Quand Vincent Bru le blanchisseur et Loïc Corrégé l’extincteur dénoncent l’inaction des gouvernements français et espagnols en compagnie de Mélenchon, des nationalistes corses, des identitaires bretons, de tous les adversaires de l’Europe, ça n’a rien à voir avec l’Europe.



L’Europe pour moi est une construction qui me protège des dangers nationalistes et identitaires. Mon combat contre les blanchisseurs et les extincteurs est au cœur de mon engagement européen.

mardi 27 novembre 2018

ce qui brûle, ce qui pousse


Un arbre qui tombe fait plus de bruit qu’une forêt qui pousse (proverbe africain)

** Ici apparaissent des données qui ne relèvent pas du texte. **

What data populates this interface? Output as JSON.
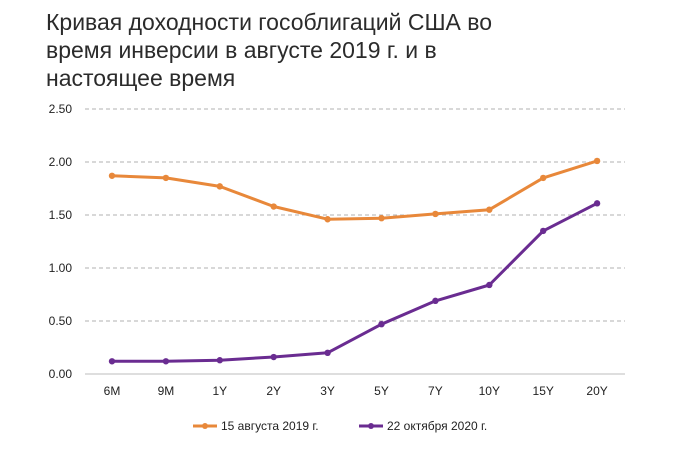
{
  "chart_data": {
    "type": "line",
    "title_lines": [
      "Кривая доходности гособлигаций США во",
      "время инверсии в августе 2019 г. и в",
      "настоящее время"
    ],
    "categories": [
      "6M",
      "9M",
      "1Y",
      "2Y",
      "3Y",
      "5Y",
      "7Y",
      "10Y",
      "15Y",
      "20Y"
    ],
    "y_ticks": [
      "0.00",
      "0.50",
      "1.00",
      "1.50",
      "2.00",
      "2.50"
    ],
    "ylim": [
      0,
      2.5
    ],
    "grid": true,
    "legend_position": "bottom",
    "series": [
      {
        "name": "15 августа  2019 г.",
        "color": "#e8883a",
        "values": [
          1.87,
          1.85,
          1.77,
          1.58,
          1.46,
          1.47,
          1.51,
          1.55,
          1.85,
          2.01
        ]
      },
      {
        "name": "22 октября  2020 г.",
        "color": "#6a2c91",
        "values": [
          0.12,
          0.12,
          0.13,
          0.16,
          0.2,
          0.47,
          0.69,
          0.84,
          1.35,
          1.61
        ]
      }
    ]
  }
}
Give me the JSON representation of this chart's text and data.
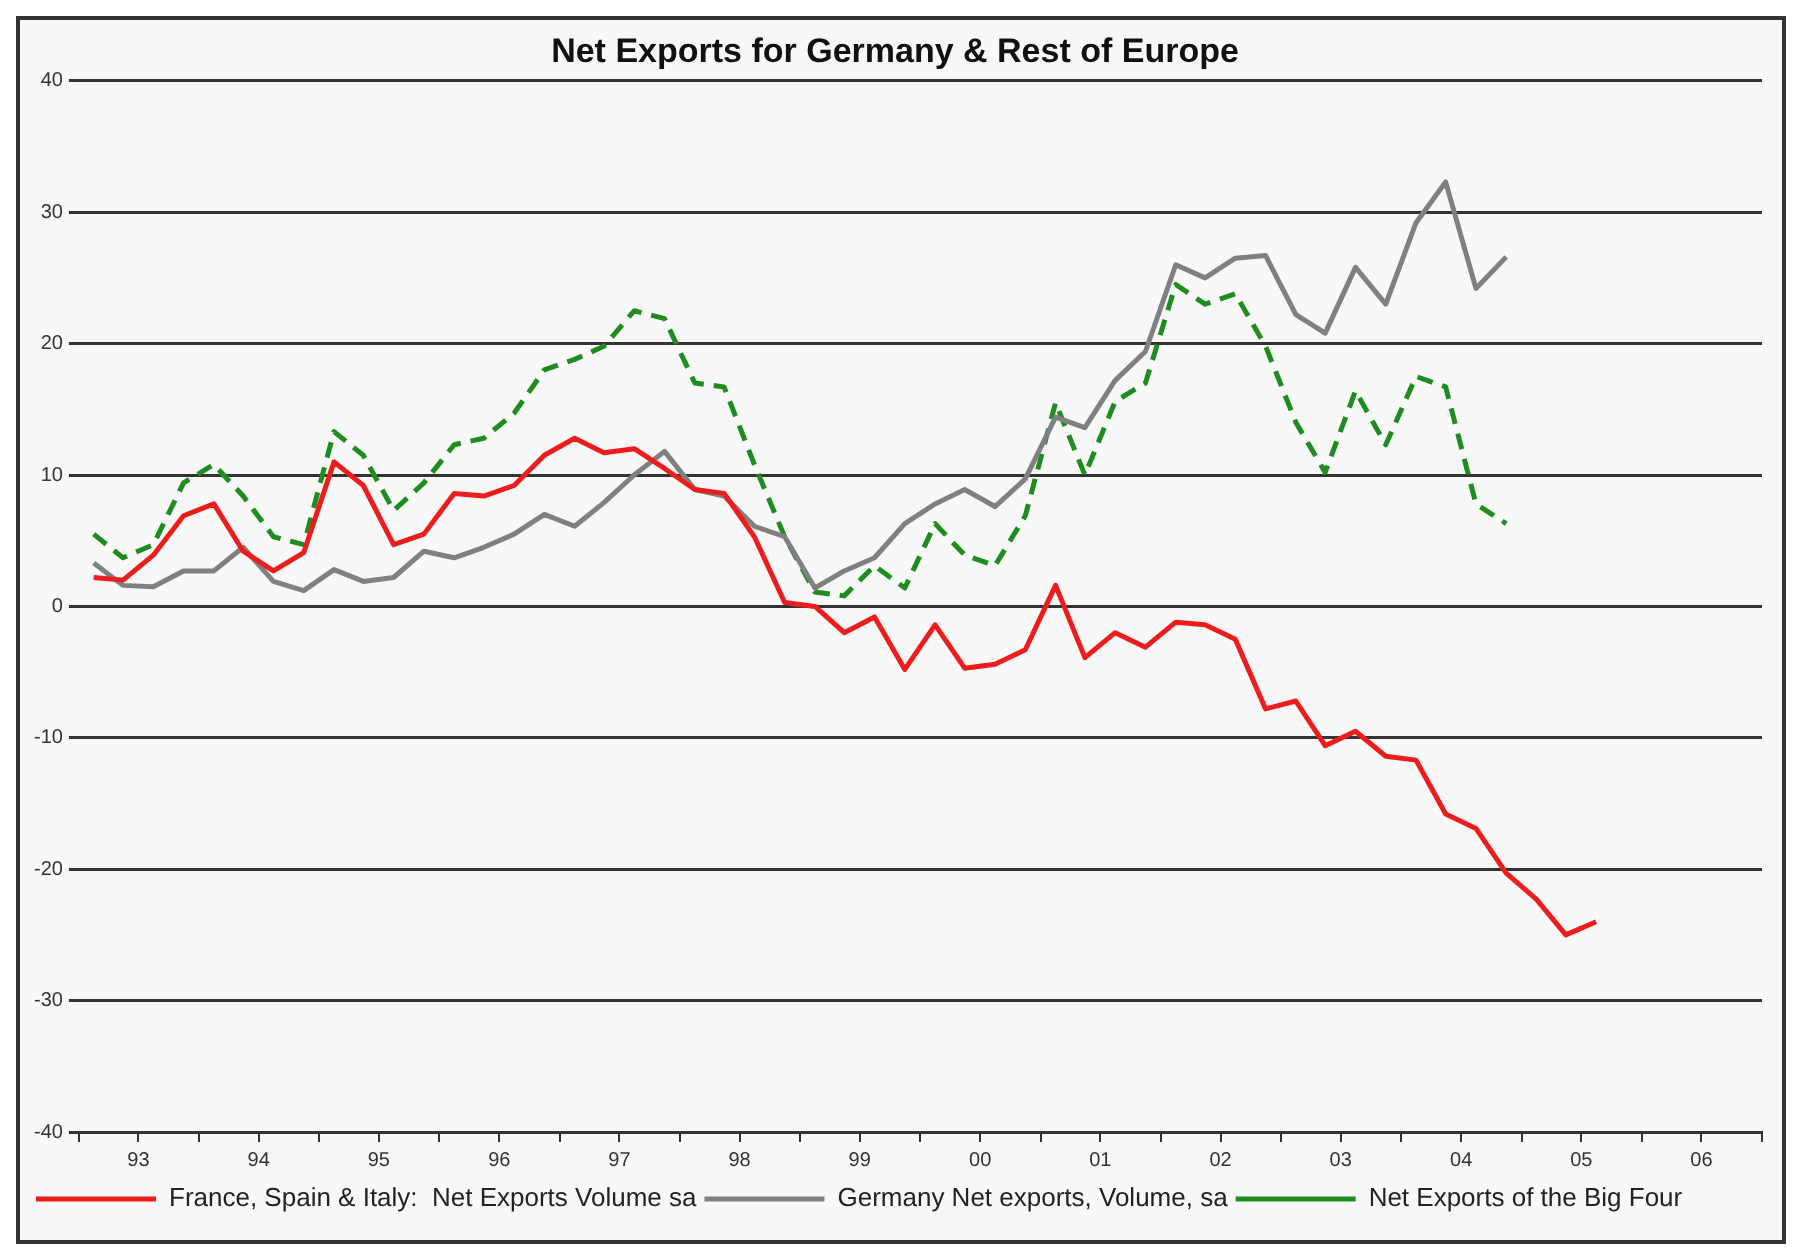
{
  "chart_data": {
    "type": "line",
    "title": "Net Exports for Germany & Rest of Europe",
    "x": [
      "1993-02-15",
      "1993-05-15",
      "1993-08-15",
      "1993-11-15",
      "1994-02-15",
      "1994-05-15",
      "1994-08-15",
      "1994-11-15",
      "1995-02-15",
      "1995-05-15",
      "1995-08-15",
      "1995-11-15",
      "1996-02-15",
      "1996-05-15",
      "1996-08-15",
      "1996-11-15",
      "1997-02-15",
      "1997-05-15",
      "1997-08-15",
      "1997-11-15",
      "1998-02-15",
      "1998-05-15",
      "1998-08-15",
      "1998-11-15",
      "1999-02-15",
      "1999-05-15",
      "1999-08-15",
      "1999-11-15",
      "2000-02-15",
      "2000-05-15",
      "2000-08-15",
      "2000-11-15",
      "2001-02-15",
      "2001-05-15",
      "2001-08-15",
      "2001-11-15",
      "2002-02-15",
      "2002-05-15",
      "2002-08-15",
      "2002-11-15",
      "2003-02-15",
      "2003-05-15",
      "2003-08-15",
      "2003-11-15",
      "2004-02-15",
      "2004-05-15",
      "2004-08-15",
      "2004-11-15",
      "2005-02-15",
      "2005-05-15",
      "2005-08-15"
    ],
    "series": [
      {
        "name": "France, Spain & Italy:  Net Exports Volume sa",
        "color": "#ee1c1c",
        "line_style": "solid",
        "values": [
          2.2,
          2.0,
          3.9,
          6.9,
          7.8,
          4.2,
          2.7,
          4.1,
          11,
          9.2,
          4.7,
          5.5,
          8.6,
          8.4,
          9.2,
          11.5,
          12.8,
          11.7,
          12,
          10.5,
          8.9,
          8.6,
          5.3,
          0.3,
          0,
          -2,
          -0.8,
          -4.8,
          -1.4,
          -4.7,
          -4.4,
          -3.3,
          1.6,
          -3.9,
          -2,
          -3.1,
          -1.2,
          -1.4,
          -2.5,
          -7.8,
          -7.2,
          -10.6,
          -9.5,
          -11.4,
          -11.7,
          -15.8,
          -16.9,
          -20.3,
          -22.3,
          -25,
          -24
        ]
      },
      {
        "name": "Germany Net exports, Volume, sa",
        "color": "#808080",
        "line_style": "solid",
        "values": [
          3.3,
          1.6,
          1.5,
          2.7,
          2.7,
          4.5,
          1.9,
          1.2,
          2.8,
          1.9,
          2.2,
          4.2,
          3.7,
          4.5,
          5.5,
          7,
          6.1,
          7.9,
          10,
          11.8,
          8.9,
          8.4,
          6.1,
          5.3,
          1.4,
          2.7,
          3.7,
          6.3,
          7.8,
          8.9,
          7.6,
          9.7,
          14.4,
          13.6,
          17.2,
          19.4,
          26,
          25,
          26.5,
          26.7,
          22.2,
          20.8,
          25.8,
          23,
          29.2,
          32.3,
          24.2,
          26.6,
          null,
          null,
          null
        ]
      },
      {
        "name": "Net Exports of the Big Four",
        "color": "#1e8c1e",
        "line_style": "dashed",
        "values": [
          5.5,
          3.7,
          4.7,
          9.4,
          10.8,
          8.4,
          5.3,
          4.7,
          13.3,
          11.5,
          7.3,
          9.4,
          12.3,
          12.8,
          14.7,
          18,
          18.8,
          19.8,
          22.5,
          21.9,
          17,
          16.7,
          10.8,
          5.3,
          1.1,
          0.8,
          3.1,
          1.4,
          6.3,
          3.9,
          3.1,
          6.9,
          15.5,
          10,
          15.6,
          17,
          24.5,
          23,
          23.8,
          19.8,
          14,
          10.2,
          16.4,
          12.3,
          17.5,
          16.7,
          7.8,
          6.3,
          null,
          null,
          null
        ]
      }
    ],
    "xlim": [
      "1993-01-01",
      "2007-01-01"
    ],
    "xticks": [
      {
        "value": "1993-01-01",
        "label": null
      },
      {
        "value": "1993-07-01",
        "label": "93"
      },
      {
        "value": "1994-01-01",
        "label": null
      },
      {
        "value": "1994-07-01",
        "label": "94"
      },
      {
        "value": "1995-01-01",
        "label": null
      },
      {
        "value": "1995-07-01",
        "label": "95"
      },
      {
        "value": "1996-01-01",
        "label": null
      },
      {
        "value": "1996-07-01",
        "label": "96"
      },
      {
        "value": "1997-01-01",
        "label": null
      },
      {
        "value": "1997-07-01",
        "label": "97"
      },
      {
        "value": "1998-01-01",
        "label": null
      },
      {
        "value": "1998-07-01",
        "label": "98"
      },
      {
        "value": "1999-01-01",
        "label": null
      },
      {
        "value": "1999-07-01",
        "label": "99"
      },
      {
        "value": "2000-01-01",
        "label": null
      },
      {
        "value": "2000-07-01",
        "label": "00"
      },
      {
        "value": "2001-01-01",
        "label": null
      },
      {
        "value": "2001-07-01",
        "label": "01"
      },
      {
        "value": "2002-01-01",
        "label": null
      },
      {
        "value": "2002-07-01",
        "label": "02"
      },
      {
        "value": "2003-01-01",
        "label": null
      },
      {
        "value": "2003-07-01",
        "label": "03"
      },
      {
        "value": "2004-01-01",
        "label": null
      },
      {
        "value": "2004-07-01",
        "label": "04"
      },
      {
        "value": "2005-01-01",
        "label": null
      },
      {
        "value": "2005-07-01",
        "label": "05"
      },
      {
        "value": "2006-01-01",
        "label": null
      },
      {
        "value": "2006-07-01",
        "label": "06"
      },
      {
        "value": "2007-01-01",
        "label": null
      }
    ],
    "ylim": [
      -40,
      40
    ],
    "yticks": [
      -40,
      -30,
      -20,
      -10,
      0,
      10,
      20,
      30,
      40
    ],
    "grid": "y",
    "legend": "bottom left",
    "marker": "none"
  }
}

Un centre d’accueil de jour lance un appel aux bénévoles aider à la réception des personnes en galère. Cinquante personnes s’inscrivent et se présentent.  Qui en parle ? Cinq gilets jaunes bloquent le péage de La Négresse. Photos, entretiens, nouvelles, journalistes, caméras, micros. Et encore, ils n’ont rien cassé, ils n’ont rien brûlé. S’ils avaient cassé, s’ils avaient brulé, lancé des pierres contre la police, ils auraient eu droit aux chaînes d’information en continu, au journal régional, peut-être même au journal de vingt heures.

Pendant trente ans, l’Irlande du Nord a été secouée par des actions terroristes. Les morts, les ruines, les blessés, les décombres, occupaient les médias. Vous vous rappelez ? Les responsables des deux communautés, protestants et catholiques, se sont rencontrés, se sont mis d’accord pour un nouveau mode de gouvernement, paritaire. Les discussions ont été longues et difficiles. Elles ont abouti. Les micros s’éloignent, les cameras se rangent.

On peut s’indigner, déplorer, condamner. En vain. A chacun d’entre nous d’apprendre à distinguer feu de paille et construction d’avenir.